Banking Apps Caught Using Unauthorized iOS APIs to Detect Jailbreaks

Recent technical analysis has uncovered a concerning practice among certain banking applications on iOS. These apps have been found to employ unauthorized private APIs to detect jailbroken devices and the presence of TrollStore, a popular sideloading tool. This discovery has raised significant privacy and security concerns within the iOS development community.

The Unauthorized Detection Technique

Security researchers at Verichains, a finance security firm, have identified at least two banking apps - BIDV SmartBanking and Agribank - utilizing a private iOS API to scan for specific applications on users’ devices. This API, known as SBSLaunchApplicationWithIdentifierAndURLAndLaunchOptions, is not intended for public use and violates Apple’s App Store guidelines.

How It Works

The banking apps employ this private API to check for the presence of various applications, including:

• TrollStore
• Package manager apps (e.g., Sileo, Zebra)
• Jailbreak tools (e.g., Dopamine)
• Other utilities like AppStore++

To evade detection during the App Store review process, the apps use XOR encryption to obfuscate the API calls and targeted app identifiers. This obfuscation technique temporarily succeeded in hiding the unauthorized behavior from Apple’s automated checks.

Implications for User Privacy and Security

The use of private APIs to scan for installed apps raises several concerns:

1. Privacy violation: Users have not consented to their devices being scanned for other installed applications.
2. Sandbox breach: iOS’s sandboxing is designed to prevent apps from accessing information about other installed apps.
3. Potential for abuse: While currently used to detect jailbreaks, this technique could potentially be expanded to gather other unauthorized data.

App Store Policy Violations

Apple’s App Store Review Guidelines explicitly prohibit the use of private APIs. Specifically:

• Section 2.5.1 mandates that apps may only use public APIs for their intended purposes.
• The guidelines emphasize maintaining app stability, protecting user privacy, and upholding platform security.

By using the SBSLaunchApplicationWithIdentifierAndURLAndLaunchOptions API, these banking apps are in clear violation of these policies.

Potential Consequences

The discovery of this unauthorized API usage could lead to serious repercussions for the offending apps:

1. App Store removal: Apple may remove the apps until the violations are addressed.
2. Loss of user trust: Users may lose confidence in the apps’ commitment to privacy and security.
3. Legal and regulatory scrutiny: Depending on jurisdiction, this behavior could attract attention from data protection authorities.

Industry Reactions

The iOS development community has expressed concern over this discovery. Many developers argue that while protecting against jailbroken devices is a valid security concern for banking apps, using unauthorized methods to do so is unacceptable and sets a dangerous precedent.
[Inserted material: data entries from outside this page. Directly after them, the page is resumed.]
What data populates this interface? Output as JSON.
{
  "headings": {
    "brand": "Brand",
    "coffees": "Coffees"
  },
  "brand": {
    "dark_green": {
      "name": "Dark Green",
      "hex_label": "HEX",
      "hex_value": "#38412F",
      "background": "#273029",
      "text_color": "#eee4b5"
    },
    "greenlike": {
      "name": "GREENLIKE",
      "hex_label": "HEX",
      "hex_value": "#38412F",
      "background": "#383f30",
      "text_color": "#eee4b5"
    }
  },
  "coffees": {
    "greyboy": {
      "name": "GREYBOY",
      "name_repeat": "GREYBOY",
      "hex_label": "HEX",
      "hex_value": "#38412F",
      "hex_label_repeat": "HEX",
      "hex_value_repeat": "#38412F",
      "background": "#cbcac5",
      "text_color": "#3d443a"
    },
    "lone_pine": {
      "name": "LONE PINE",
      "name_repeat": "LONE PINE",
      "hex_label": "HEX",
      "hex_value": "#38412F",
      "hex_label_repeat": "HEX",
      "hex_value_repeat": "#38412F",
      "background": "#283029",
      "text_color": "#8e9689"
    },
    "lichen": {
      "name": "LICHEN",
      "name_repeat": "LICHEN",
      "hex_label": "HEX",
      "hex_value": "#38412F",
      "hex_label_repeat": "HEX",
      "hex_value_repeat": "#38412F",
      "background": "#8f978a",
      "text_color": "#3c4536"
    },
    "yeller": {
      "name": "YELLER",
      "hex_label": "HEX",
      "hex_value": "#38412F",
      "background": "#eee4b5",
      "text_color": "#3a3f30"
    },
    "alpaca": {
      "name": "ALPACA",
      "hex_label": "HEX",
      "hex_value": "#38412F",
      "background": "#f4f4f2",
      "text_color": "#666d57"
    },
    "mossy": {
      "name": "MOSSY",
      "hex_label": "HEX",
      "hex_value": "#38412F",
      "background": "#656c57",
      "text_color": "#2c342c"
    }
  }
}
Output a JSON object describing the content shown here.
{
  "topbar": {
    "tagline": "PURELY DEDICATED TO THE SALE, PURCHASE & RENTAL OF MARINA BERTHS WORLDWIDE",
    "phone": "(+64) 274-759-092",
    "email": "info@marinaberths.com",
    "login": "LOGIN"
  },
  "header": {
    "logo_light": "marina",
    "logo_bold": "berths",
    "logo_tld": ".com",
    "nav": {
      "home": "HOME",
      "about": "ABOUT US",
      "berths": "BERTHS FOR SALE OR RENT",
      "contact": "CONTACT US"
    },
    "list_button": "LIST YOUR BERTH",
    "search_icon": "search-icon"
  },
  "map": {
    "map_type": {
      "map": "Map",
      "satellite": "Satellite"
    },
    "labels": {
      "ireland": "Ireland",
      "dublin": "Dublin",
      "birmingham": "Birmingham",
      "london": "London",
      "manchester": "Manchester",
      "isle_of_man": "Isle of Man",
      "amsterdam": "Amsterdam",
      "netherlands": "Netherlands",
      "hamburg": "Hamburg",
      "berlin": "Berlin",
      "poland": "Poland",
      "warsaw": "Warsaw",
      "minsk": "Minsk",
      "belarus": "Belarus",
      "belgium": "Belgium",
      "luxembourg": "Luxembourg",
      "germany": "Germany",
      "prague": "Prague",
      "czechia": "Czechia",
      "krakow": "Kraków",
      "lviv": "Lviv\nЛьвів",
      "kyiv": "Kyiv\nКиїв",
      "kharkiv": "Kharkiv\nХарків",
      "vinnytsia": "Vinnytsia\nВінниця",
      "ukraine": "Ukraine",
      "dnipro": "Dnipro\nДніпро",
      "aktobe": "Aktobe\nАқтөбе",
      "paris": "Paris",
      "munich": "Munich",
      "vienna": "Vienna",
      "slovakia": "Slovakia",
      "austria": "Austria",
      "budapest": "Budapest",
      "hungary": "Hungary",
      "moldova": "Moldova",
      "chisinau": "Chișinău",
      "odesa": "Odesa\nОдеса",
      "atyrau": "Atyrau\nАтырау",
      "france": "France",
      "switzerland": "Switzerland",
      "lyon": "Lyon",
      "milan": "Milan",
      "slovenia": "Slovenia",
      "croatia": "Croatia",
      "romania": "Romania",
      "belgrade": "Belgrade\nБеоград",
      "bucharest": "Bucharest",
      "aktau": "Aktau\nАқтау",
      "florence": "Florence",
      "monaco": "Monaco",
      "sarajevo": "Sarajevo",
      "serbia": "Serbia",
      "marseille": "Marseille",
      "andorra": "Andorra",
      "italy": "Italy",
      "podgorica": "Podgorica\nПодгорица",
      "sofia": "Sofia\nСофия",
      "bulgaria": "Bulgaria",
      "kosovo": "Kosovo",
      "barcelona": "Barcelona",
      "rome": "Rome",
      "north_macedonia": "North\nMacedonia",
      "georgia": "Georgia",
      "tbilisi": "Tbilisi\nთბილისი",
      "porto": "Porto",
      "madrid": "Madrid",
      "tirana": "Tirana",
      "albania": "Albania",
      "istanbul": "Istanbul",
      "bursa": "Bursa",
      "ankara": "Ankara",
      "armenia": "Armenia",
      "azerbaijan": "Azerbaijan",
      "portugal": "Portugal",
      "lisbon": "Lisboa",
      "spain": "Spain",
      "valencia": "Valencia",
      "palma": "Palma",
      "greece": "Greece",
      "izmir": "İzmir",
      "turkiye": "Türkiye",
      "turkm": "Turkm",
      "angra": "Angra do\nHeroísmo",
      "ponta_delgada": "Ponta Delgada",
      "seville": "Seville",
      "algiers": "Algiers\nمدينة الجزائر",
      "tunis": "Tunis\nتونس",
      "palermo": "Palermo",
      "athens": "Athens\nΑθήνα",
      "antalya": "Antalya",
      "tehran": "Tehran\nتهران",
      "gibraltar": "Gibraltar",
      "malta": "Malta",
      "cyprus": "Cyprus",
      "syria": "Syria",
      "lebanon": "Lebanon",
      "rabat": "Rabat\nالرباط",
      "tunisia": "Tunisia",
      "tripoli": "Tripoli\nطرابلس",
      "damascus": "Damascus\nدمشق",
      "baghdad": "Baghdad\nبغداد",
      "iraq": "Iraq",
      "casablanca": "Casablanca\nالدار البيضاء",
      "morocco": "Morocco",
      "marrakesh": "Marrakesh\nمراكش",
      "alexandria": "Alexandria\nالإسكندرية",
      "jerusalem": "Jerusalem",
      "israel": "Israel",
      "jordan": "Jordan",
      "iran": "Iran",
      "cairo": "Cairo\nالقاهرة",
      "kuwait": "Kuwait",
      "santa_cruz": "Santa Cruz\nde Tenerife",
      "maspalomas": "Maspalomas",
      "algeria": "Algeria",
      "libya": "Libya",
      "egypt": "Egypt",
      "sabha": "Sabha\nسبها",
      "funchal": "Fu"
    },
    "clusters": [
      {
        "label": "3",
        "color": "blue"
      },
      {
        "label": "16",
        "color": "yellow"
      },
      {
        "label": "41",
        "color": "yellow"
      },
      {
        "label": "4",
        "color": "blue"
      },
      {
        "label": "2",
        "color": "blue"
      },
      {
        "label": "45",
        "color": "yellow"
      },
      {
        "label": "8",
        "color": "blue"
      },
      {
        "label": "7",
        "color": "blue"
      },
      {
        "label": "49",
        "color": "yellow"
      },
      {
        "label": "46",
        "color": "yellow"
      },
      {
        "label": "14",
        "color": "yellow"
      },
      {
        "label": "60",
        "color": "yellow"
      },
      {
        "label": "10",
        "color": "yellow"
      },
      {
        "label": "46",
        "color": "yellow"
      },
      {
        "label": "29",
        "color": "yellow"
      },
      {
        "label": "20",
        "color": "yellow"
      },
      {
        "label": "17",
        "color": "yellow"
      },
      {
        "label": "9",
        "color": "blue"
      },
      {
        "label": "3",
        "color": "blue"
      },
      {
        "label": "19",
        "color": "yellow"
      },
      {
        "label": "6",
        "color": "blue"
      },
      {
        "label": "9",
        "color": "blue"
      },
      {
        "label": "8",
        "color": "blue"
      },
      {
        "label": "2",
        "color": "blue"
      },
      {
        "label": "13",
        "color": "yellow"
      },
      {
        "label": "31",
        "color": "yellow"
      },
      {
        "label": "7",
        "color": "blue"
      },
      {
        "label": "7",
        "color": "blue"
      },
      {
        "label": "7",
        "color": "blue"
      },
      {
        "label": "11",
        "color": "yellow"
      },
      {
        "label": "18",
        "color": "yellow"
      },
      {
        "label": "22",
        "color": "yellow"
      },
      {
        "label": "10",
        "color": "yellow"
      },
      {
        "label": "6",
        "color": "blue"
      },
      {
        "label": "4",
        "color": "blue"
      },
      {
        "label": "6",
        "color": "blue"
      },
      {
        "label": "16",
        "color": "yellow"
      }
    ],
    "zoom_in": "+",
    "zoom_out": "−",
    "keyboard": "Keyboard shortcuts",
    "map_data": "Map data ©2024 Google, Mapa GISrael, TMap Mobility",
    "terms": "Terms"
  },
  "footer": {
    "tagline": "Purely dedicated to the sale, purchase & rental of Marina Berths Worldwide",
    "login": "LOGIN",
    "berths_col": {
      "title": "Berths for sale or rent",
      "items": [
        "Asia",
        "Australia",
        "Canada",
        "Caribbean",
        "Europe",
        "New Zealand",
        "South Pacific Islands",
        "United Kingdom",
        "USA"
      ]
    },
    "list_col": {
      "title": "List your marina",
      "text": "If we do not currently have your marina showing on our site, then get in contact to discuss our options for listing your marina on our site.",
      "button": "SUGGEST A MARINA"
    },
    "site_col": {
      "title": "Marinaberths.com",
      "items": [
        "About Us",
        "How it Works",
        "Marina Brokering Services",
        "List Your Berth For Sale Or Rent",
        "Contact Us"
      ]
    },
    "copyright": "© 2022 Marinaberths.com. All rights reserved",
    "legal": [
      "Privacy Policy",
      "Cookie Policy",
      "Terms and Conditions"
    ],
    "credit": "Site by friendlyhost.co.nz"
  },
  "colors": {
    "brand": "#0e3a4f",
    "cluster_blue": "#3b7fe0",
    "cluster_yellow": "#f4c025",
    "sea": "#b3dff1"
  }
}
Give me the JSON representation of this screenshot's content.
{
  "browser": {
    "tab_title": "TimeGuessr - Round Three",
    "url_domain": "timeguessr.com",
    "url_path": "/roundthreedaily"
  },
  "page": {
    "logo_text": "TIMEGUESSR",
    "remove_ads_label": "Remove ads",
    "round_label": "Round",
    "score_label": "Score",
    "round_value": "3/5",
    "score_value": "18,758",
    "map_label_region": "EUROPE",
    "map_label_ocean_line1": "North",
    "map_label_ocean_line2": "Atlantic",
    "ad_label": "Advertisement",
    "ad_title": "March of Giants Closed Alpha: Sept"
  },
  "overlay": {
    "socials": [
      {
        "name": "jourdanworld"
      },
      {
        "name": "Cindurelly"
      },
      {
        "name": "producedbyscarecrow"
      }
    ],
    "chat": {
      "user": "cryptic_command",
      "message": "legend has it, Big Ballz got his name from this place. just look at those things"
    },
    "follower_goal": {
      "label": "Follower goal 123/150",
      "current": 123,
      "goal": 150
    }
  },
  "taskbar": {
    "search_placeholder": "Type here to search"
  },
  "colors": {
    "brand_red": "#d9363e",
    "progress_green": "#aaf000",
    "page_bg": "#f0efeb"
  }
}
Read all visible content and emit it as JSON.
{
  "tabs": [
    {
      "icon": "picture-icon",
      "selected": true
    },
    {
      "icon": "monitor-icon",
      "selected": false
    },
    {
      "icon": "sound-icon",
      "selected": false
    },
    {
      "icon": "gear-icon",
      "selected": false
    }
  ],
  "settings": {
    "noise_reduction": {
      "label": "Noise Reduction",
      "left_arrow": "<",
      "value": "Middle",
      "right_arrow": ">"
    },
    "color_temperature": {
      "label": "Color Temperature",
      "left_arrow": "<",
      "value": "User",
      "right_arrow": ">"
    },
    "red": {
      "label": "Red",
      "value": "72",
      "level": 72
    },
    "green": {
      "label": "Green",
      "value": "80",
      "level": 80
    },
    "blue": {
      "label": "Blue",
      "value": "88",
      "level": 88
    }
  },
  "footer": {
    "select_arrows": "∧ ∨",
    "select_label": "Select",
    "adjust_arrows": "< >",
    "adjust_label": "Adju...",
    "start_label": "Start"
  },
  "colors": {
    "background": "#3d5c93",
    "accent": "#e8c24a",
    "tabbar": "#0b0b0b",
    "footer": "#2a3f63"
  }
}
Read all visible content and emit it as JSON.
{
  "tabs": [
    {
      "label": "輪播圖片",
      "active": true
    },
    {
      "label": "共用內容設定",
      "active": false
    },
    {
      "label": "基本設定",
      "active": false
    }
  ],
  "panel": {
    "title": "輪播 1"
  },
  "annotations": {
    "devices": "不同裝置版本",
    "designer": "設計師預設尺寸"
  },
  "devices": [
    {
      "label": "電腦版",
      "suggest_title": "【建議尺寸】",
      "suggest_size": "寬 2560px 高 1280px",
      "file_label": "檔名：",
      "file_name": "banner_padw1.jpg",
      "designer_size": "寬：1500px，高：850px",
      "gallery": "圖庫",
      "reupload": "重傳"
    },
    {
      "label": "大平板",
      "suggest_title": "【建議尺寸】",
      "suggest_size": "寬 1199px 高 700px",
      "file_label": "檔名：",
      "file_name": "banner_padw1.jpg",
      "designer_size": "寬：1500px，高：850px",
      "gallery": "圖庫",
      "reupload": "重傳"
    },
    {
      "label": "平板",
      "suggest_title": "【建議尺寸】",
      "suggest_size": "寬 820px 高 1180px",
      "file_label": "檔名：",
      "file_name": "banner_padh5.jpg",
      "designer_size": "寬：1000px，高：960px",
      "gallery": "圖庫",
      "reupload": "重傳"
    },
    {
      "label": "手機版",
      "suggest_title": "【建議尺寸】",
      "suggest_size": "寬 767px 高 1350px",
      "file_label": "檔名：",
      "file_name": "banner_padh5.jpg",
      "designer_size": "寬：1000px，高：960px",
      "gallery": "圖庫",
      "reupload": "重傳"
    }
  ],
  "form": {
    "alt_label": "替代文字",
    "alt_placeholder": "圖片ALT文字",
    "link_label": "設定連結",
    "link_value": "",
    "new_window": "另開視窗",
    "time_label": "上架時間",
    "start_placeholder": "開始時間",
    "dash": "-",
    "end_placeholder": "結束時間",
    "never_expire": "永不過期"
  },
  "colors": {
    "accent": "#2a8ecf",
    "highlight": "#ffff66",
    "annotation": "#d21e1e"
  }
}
Alternatives for Jailbreak Detection

Banking apps have legitimate reasons to be cautious about jailbroken devices, as they can pose increased security risks. However, there are approved methods to enhance app security without resorting to private API abuse:

1. Use Apple’s DeviceCheck API: This official API allows developers to assess the integrity of a device without violating privacy.
2. Implement runtime integrity checks: Apps can use approved methods to detect if they’ve been tampered with or are running in an unsafe environment.
3. Utilize secure enclaves: For sensitive operations, leverage hardware-backed security features available on modern iOS devices.

What’s Next?

As this story develops, several key questions remain:

1. How will Apple respond to these App Store violations?
2. Will other banking apps be found using similar techniques?
3. How can the balance between app security and user privacy be better maintained?

The iOS security landscape continues to evolve, with developers, platform holders, and users all playing crucial roles in maintaining a secure and privacy-respecting ecosystem.

This incident serves as a reminder of the ongoing challenges in mobile app security and the importance of adhering to platform guidelines. As users, staying informed and cautious about app permissions remains crucial in protecting our digital privacy.